The 29 episodes on the two The Lieutenant: The Complete Series sets (sold separately) feature some impressive guest stars, like Robert Duvall, Dennis Hopper, and Rip Torn, along with early appearances by future Star Trek crew-members Nichelle Nichols, Walter Koenig, and Leonard Nimoy. In that company, Lockwood is frequently overmatched, looking stiff and tentative as he makes his way through complicated moral dilemmas, mostly having to do with the peculiarly dehumanizing culture of Marine life. It doesn’t help that Lockwood is being watched in nearly every episode by Robert Vaughn, who plays his superior officer/mentor and usually pops up in the first and last act to assess how Lockwood is doing. It creates the sense that the audience isn’t watching the real hero of the story, but a loosely controlled puppet.

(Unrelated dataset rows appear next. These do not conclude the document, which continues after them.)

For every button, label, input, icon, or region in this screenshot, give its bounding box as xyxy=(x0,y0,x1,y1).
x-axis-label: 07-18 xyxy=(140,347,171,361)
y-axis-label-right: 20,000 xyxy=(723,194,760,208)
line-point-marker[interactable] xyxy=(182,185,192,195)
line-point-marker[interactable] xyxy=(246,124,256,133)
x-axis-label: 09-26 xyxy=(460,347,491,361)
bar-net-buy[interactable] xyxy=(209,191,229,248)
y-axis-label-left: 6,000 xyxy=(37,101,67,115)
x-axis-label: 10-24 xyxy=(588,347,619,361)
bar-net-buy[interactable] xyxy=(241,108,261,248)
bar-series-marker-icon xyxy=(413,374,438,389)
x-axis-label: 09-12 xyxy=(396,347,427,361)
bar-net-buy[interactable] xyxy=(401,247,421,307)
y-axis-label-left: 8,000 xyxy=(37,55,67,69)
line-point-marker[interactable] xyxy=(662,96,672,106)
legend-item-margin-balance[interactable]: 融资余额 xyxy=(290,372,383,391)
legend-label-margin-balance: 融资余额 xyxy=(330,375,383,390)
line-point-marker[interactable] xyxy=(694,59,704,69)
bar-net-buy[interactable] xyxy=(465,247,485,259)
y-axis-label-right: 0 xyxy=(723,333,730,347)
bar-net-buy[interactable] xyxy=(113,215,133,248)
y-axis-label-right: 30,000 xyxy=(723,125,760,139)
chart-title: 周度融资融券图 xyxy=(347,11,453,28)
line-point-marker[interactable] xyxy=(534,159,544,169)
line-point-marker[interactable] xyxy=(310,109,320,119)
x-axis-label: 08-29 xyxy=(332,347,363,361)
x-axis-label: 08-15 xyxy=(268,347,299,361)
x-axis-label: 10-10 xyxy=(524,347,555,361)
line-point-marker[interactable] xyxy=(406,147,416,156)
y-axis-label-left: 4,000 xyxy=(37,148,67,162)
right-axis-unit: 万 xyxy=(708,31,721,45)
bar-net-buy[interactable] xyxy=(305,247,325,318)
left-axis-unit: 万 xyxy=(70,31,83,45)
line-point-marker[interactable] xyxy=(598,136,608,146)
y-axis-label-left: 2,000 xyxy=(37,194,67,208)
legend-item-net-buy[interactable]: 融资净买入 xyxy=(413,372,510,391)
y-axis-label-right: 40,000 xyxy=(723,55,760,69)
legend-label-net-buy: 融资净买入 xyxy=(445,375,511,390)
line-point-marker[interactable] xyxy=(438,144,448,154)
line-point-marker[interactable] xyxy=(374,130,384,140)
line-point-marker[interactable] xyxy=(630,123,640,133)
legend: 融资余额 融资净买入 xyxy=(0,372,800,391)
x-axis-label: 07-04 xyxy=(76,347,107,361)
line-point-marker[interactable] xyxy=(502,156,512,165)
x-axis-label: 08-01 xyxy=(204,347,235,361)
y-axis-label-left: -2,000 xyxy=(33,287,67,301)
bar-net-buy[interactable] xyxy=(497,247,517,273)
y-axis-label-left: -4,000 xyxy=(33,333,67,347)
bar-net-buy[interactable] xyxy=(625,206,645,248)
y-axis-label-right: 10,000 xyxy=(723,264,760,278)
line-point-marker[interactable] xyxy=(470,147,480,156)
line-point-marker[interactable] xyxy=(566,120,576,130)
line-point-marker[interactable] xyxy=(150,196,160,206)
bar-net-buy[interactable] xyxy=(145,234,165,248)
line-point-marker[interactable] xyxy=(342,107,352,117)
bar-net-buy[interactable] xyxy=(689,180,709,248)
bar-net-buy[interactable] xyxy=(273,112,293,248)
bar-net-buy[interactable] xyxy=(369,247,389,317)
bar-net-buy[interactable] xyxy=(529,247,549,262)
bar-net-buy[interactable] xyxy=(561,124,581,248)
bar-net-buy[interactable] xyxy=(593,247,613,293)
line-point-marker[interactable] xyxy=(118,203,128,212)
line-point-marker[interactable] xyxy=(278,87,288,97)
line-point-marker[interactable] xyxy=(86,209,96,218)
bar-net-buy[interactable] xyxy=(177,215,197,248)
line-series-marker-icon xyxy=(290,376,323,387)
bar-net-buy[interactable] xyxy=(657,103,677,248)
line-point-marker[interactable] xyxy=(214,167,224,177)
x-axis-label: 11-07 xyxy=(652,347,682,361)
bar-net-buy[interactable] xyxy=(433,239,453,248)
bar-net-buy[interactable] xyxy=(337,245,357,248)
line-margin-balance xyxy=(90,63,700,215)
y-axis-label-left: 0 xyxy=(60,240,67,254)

But the situations Lockwood faces are fascinating, especially given the era when this show was on the air: immediately following President Kennedy’s assassination, and just before the escalation of the war in Vietnam. (In the series finale, “To Kill A Man,” Lockwood actually deploys to Vietnam on a mission.) Roddenberry tried to deal with specific issues like racism—sometimes ham-fistedly—along with the more generalized question of whether a man can subordinate himself to a cause without losing himself. Along the way, Roddenberry battled with the network about the more issue-driven content of The Lieutenant, such that—like Rod Serling before him—he decided he’d be better off handling hot-button issues in the more abstracted medium of science fiction. And perhaps Roddenberry learned something else from his Lieutenant experience: that he needed a lead with more assurance and charisma. Exit Lockwood’s character, William Tiberius Rice; enter James Tiberius Kirk.

Key features: The final episode of the series was expanded to feature-length and distributed overseas; that movie version is included here.